Only about half of Eastern Iowans even had a television set when KCRI, as it was first called, signed on the air Oct. 15, 1953, mixing 15-minute local newscasts with local variety shows such as “Mother Wilson’s Kitchen” and “Danceland Bandstand” and network programming from ABC.
As television grew, it began to change the way KCRG reported news. In the late 1960s, KCRG started broadcasting in color and its newscasts expanded to 30 minutes. Our first weather radar debuted in 1975, a few months after Denny Frary began forecasting and hosting “Good Morning Eastern Iowa.” Later that year, KCRG moved into our current home in on Second Avenue SE. As the need for immediacy grew, KCRG bought its first live truck in the 1970s and Newscopter 9 took flight in 1993 for 14 years.
Perhaps the biggest change, the one now fueling the future of newsrooms across the country, came in 1995 with the launch of KCRG.com.
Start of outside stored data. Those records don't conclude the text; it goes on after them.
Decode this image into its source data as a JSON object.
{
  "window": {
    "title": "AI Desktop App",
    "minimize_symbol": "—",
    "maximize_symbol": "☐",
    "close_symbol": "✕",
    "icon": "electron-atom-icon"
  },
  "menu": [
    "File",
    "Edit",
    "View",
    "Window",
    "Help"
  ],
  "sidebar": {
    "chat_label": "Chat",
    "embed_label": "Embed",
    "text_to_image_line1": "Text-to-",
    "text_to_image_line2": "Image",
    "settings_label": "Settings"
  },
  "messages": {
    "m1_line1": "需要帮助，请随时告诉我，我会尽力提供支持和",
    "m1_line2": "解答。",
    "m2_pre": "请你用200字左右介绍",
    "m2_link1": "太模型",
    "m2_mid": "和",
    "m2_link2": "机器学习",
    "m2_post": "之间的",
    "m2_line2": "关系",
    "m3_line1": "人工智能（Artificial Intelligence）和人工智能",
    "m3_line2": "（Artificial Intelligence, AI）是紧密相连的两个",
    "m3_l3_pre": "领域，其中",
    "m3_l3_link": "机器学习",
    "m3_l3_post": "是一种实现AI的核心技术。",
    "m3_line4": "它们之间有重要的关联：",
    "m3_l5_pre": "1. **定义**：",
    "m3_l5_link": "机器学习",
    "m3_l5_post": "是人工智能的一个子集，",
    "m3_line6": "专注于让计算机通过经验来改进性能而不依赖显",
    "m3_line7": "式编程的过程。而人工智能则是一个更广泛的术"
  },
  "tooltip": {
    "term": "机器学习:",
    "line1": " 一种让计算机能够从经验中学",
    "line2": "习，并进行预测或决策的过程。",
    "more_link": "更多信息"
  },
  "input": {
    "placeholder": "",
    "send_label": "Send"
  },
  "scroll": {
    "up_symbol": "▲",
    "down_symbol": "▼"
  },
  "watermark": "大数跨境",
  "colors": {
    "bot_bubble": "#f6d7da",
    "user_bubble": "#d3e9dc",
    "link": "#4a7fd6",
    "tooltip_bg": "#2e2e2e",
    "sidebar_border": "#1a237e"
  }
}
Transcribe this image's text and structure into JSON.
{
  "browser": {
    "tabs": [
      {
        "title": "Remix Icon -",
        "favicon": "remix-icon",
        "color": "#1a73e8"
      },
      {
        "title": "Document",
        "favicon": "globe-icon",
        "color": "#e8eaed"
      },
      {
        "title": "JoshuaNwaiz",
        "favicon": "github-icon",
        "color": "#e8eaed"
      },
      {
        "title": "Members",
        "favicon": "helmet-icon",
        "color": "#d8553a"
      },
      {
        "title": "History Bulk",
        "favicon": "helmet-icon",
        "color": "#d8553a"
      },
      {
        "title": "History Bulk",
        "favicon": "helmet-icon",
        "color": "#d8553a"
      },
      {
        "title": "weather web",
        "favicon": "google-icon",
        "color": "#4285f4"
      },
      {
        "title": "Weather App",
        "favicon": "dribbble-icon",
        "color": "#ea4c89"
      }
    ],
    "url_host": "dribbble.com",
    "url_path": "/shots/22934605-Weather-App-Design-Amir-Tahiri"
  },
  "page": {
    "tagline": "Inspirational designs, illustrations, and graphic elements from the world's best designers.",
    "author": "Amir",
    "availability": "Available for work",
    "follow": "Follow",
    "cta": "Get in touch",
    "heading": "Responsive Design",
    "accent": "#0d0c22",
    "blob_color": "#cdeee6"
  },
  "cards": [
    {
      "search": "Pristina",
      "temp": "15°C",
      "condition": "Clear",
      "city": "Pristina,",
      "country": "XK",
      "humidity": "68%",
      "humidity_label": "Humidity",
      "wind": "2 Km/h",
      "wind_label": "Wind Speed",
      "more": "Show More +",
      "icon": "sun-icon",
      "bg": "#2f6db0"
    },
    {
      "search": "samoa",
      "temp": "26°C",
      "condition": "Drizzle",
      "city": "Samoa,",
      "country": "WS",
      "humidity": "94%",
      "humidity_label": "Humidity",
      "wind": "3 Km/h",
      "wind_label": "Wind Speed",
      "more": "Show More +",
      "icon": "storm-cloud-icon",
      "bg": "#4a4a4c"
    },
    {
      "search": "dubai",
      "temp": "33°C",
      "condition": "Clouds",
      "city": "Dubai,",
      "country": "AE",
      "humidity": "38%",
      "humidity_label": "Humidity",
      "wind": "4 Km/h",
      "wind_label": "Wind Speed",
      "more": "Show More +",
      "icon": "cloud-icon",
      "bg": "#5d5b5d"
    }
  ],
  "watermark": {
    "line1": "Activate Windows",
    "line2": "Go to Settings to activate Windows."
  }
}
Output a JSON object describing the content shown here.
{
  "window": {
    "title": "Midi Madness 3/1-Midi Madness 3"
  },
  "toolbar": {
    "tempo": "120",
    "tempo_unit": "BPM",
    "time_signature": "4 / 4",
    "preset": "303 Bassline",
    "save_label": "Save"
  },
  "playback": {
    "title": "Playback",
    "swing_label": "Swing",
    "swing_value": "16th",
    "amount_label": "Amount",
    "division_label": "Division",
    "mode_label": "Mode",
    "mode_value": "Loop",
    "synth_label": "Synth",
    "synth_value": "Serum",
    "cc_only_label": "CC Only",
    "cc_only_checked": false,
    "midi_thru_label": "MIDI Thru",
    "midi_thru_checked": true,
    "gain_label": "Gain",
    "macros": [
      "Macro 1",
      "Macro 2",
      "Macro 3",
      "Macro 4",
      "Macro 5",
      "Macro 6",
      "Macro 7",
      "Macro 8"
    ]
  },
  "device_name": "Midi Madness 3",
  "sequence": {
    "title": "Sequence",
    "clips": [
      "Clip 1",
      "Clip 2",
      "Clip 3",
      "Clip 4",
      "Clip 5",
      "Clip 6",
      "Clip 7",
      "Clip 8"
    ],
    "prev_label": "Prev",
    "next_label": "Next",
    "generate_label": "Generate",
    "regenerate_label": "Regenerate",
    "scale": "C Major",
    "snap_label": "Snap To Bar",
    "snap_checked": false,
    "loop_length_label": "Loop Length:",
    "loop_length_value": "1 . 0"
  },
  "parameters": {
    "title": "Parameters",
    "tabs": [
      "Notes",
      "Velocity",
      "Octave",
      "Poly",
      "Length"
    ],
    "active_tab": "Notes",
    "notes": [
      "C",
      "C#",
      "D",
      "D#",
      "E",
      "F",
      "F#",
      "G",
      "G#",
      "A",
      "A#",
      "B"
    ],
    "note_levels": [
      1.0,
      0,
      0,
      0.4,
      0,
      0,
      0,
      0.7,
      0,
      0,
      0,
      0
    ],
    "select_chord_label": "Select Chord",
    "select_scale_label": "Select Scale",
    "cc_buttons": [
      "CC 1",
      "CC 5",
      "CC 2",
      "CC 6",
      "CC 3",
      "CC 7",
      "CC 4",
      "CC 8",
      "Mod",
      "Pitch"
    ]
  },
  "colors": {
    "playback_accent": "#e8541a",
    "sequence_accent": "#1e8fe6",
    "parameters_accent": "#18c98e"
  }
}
The Internet is reshaping, in ways never thought possible, how Eastern Iowans get and share information. Beyond KCRG.com, social media is, for the first time, making news a two-way conversation. We can now hear what KCRG viewers want to know and tap into a resource of 61,000 Facebook users to find out what is happening in Cedar Rapids and countless small towns across Eastern Iowa without relying on news releases or officials telling us about it.
This also means our viewers are changing, too. Instead of tuning to newscasts at set times to find out what happened today, websites and social media give you the information you want when you want it. While Eastern Iowa has remained relatively immune so far, the Pew Research Center’s annual State of the News Media report found local TV news viewership fell 6 percent from 2006 to 2012.
This is both a challenge and an opportunity for KCRG, forcing us to rethink the way we’ve covered news for 60 years.
That same Pew Research report notes “newsmakers and others with information they want to put into the public arena have become more adept at using digital technology and social media to do so on their own, without any filter by the traditional media.”
Translation: There are more voices out there pushing their own agenda.
In an increasingly noisy world of endless information, local television news must remain a beacon for viewers wanting to cut through that clutter. KCRG must remain the trusted source for local news by giving Eastern Iowans the information and personal stories found nowhere else, with the context and clarity the Internet often lacks.
We must increase our capacity at fact-checking and holding public officials and private entities accountable for their actions. At the same time, our storytelling using video and sound must be put to good use, not just informing but empowering change to make Eastern Iowa a better place to live.
Our power to connect people with information has never been stronger. Viewers can help us find information and tell stories to a much wider audience than anyone had in 1953. KCRG’s challenge for the next 60 years will be adapting to harnessing that power. But that is how television news started.